Purim celebrates the triumph of the Jewish people over Haman. That triumph presages the destruction at the end of time of Amalek, from whom Haman descends.
Amalek is the antithesis of the Jewish people, and that is why his end must be destruction: "Amalek is the first of the nations, and his end is destruction" (Numbers 24:20). Amalek was the first of the nation to engage the Jewish people in battle upon our exodus from Egypt, and God’s full revelation in history is only complete with his destruction.
Amalek personifies the quality of scoffing. He attributes importance to nothing. Life does not exist for him beyond the immediate moment. The Jewish people, by contrast, are defined by their relationship with a transcendental G-d, Who imbues every moment with meaning.
Esav, Amalek’s grandfather, sold his birthright for a pot of lentils because the divine service that went with the birthright meant nothing to him: "And he ate and drank and got up and went and despised the birthright" (Genesis 25:34). The series of short, active verbs, in rapid fire succession capture Esav – all action and no reflection.
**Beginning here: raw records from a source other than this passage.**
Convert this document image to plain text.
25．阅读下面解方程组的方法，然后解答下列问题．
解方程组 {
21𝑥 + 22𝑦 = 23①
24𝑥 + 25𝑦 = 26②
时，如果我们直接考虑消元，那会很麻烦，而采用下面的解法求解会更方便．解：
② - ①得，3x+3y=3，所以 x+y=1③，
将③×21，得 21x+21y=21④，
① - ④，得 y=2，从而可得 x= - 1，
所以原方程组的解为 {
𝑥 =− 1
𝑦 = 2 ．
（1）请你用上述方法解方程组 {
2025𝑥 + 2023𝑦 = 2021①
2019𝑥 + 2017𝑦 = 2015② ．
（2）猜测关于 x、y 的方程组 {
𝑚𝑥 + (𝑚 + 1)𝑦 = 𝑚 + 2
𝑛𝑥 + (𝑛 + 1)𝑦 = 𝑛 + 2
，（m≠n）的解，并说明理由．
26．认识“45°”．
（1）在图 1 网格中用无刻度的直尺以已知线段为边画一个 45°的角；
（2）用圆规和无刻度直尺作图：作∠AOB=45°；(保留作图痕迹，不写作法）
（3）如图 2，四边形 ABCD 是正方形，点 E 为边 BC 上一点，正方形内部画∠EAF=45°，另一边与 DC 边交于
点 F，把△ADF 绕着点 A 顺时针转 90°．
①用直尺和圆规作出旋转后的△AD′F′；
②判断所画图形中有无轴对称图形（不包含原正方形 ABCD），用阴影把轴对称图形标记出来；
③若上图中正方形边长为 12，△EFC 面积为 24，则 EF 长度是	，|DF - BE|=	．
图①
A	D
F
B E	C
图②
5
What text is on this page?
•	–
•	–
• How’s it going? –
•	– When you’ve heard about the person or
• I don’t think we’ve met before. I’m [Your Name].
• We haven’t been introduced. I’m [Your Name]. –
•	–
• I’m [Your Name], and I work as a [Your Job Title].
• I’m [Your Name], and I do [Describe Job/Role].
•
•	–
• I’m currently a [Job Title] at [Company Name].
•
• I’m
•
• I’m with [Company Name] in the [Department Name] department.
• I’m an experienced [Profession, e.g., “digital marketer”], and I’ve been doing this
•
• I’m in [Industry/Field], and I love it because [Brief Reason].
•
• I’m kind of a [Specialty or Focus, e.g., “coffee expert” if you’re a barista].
He was little more than an animal fulfilling his instincts.
At the culmination of his wrestling match with the guardian angel of Esav, Yaakov asks the angel his name, and the angel replies, "Why do you ask me my name?" The angel of Esav was not following the time-honored Jewish custom of answering a question with a question, but rather saying, "I have no name, no essence. I represent a world where all values are transitory and provisional."
A child asks her mother, what she should want to be when she grows up, and the mother responds, "Good-looking, popular, rich, and powerful." But when the child probes further, the mother can do no better than to cut her off curtly, "Because everyone wants those things." The mother’s inability to point to any standard other than popular opinion mimics the inability of the angel of Esav to define his essence.
Until Amalek attacked Israel, all the nations trembled before Israel, for they had heard of the miracles G-d did on their behalf. But once Amalek attacked, the awe of Israel and their G-d was diminished. Though Amalek was routed, others came in his place, reasoning that it was only a matter of adopting better tactics. Thus our Sages compare Amalek to one who jumps into a boiling bath: Even though he is scalded, he cools off the bath for all who come after him.
Amalek cut off the sign of the covenant between G-d and Avraham from the Jews he killed and cast it towards Heaven, as if to deny the existence of a transcendant G-d by mocking His covenant. Amalek’s descendant Haman was a scoffer in the same mold. According to the Midrash, when he first proposed to Achashverosh to destroy the entire Jewish people, the latter warned him that it was dangerous to start up with the Jewish people and their G-d. Witness the horrible end that came to Pharoah, Sancheriv, and Nebuchanezar. Haman mockingly replied, "Their G-d has grown old."
ON PURIM WE PERMIT ourselves a degree of levity unequaled during the rest of the year. Yet even our drunkenness has (or at least should have) nothing to do with the light-headedness of the normal drunk. "Wine enters and secrets go out," say our Sages. Both the Hebrew for wine (yai’in) and secret (sod) have the numerical value of seventy, equal to the seventy faces of the Torah.
Ideally what comes out ideally is secrets of Torah revealed at no other time of the year. And I have seen this by great Torah scholars. A friend once commented about Rabbi Aharon Feldman, today the Rosh Yeshiva of Ner Israel, "When you visit Reb Aharon the rest of the year, he asks you how you are and then starts speaking words of Torah. On Purim, he forgets to ask you how you are."
Normally we do not give full vent to our laughter. That is reserved for a future time: "Then will our mouths be filled with laughter"(Psalms 126:2). On Purim, however, we show no such restraint. Rabbi Elchonon Wasserman, one of the towering figures of pre-War European Jewry, was never seen to smile during the year. Yet he would laugh so hard during the Purimspiel that he would beg the performers to stop.
Externally, the laughter of the day appears to be the same as that of the scoffer. But it is, in truth, the opposite. Our scoffing is directed at the scoffers, at all those who view life as merely marking time and stimulating the nerve endings at Esav/Amalek/Haman. The scoffer trivializes life and denies it meaning. By turning our laughter on the scoffers, we thereby affirm the importance of life.
The scoffer can never redeem himself because he is immune to reproof. Effective reproof depends on an appeal to some ultimate values. But that is precisely what the scoffer denies. Thus Amalek has no possibility of salvation at the end of days. Destruction is his fate, just as it was Haman’s.
At that final Revelation of the meaning of all human history, when all the Amaleks and Hamans are destroyed forever, then we will finally give vent to the laughter foreshadowed in our laughter on Purim.